When you think of that cash flow, how do you feel? Resentful? Hopeless? Wishful? Are you in your happy place?
It's either you have a lot, the bare minimum, none at all, or enough so that you are able to live comfortably. That emotion that gets evoked when you see or hear about it, says it all.
Money isn't either good or bad, but only what we do with it can make it so.
It would be like saying that the gun is the cause of the shooting rather than the actual person that pulled the trigger. Another instance of this would be like blaming the phone for causing distractions in one's social life instead of the owner. The force behind the currency is what makes it evil.
Seeing well-to-do celebrities with mansions, steady careers (or none), and supportive family and friends, blow their money on drugs and alcohol makes our perception of money smaller and smaller. We start to think that maybe having thick wallets may not be the best reality if that's how the rich choose to spend their money, by ruining their lives with their money.
We start to think that money is the center of all evil and all corruption as opposed to the man behind the curtain. Too much of a good thing, can't be good.
We were told our whole lives that "money can't buy happiness", but I'm definitely sure it serves us if used wisely.
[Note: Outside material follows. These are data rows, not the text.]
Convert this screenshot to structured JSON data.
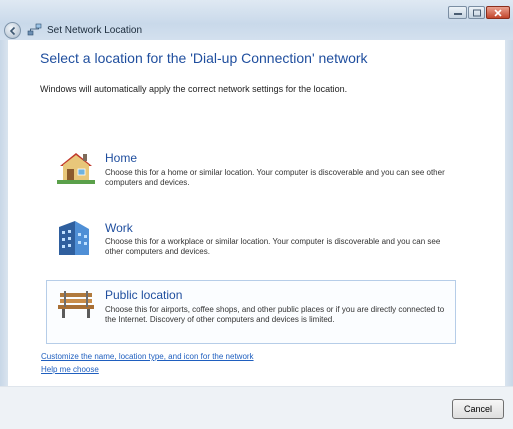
{
  "window": {
    "title": "Set Network Location"
  },
  "heading": "Select a location for the 'Dial-up Connection' network",
  "subtext": "Windows will automatically apply the correct network settings for the location.",
  "options": [
    {
      "title": "Home",
      "description": "Choose this for a home or similar location. Your computer is discoverable and you can see other computers and devices."
    },
    {
      "title": "Work",
      "description": "Choose this for a workplace or similar location. Your computer is discoverable and you can see other computers and devices."
    },
    {
      "title": "Public location",
      "description": "Choose this for airports, coffee shops, and other public places or if you are directly connected to the Internet. Discovery of other computers and devices is limited."
    }
  ],
  "links": {
    "customize": "Customize the name, location type, and icon for the network",
    "help": "Help me choose"
  },
  "footer": {
    "cancel": "Cancel"
  },
  "icons": {
    "back": "back-arrow-icon",
    "network": "network-icon",
    "home": "home-icon",
    "work": "office-building-icon",
    "public": "park-bench-icon"
  }
}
If you were to blow your entire paycheck on shoes and overpriced purses more often than not, I'm pretty sure you would lack in the necessity department. Maybe you wouldn't have the water you need to stay hydrated or the food you need to fill your belly.
How could that possibly be a life you would want to live? How would your quality of living be?
Compare that lifestyle to that of someone who saves up to travel across the world to explore a place they haven't been to, or someone that goes to concerts every other month. That's more concerts than the number of shirts they must have.
Anyway, it all comes down to the quality of your life and how you choose to spend the money that you worked so hard for. You can either buy moments of pleasure and memories or buy something shiny that won't impress your friends as you think.
Yes, it's worth saving up for that new piano. That new camera. That Killers concert. That vacation you and your best friend have been planning for years.
Drop that money on food and have lots of dinner dates with your friends. Donate to that charity you've had your heart set on. Is it really necessary to impulsively buy that Mercedes now? You might feel more fulfilled to go on that vaca.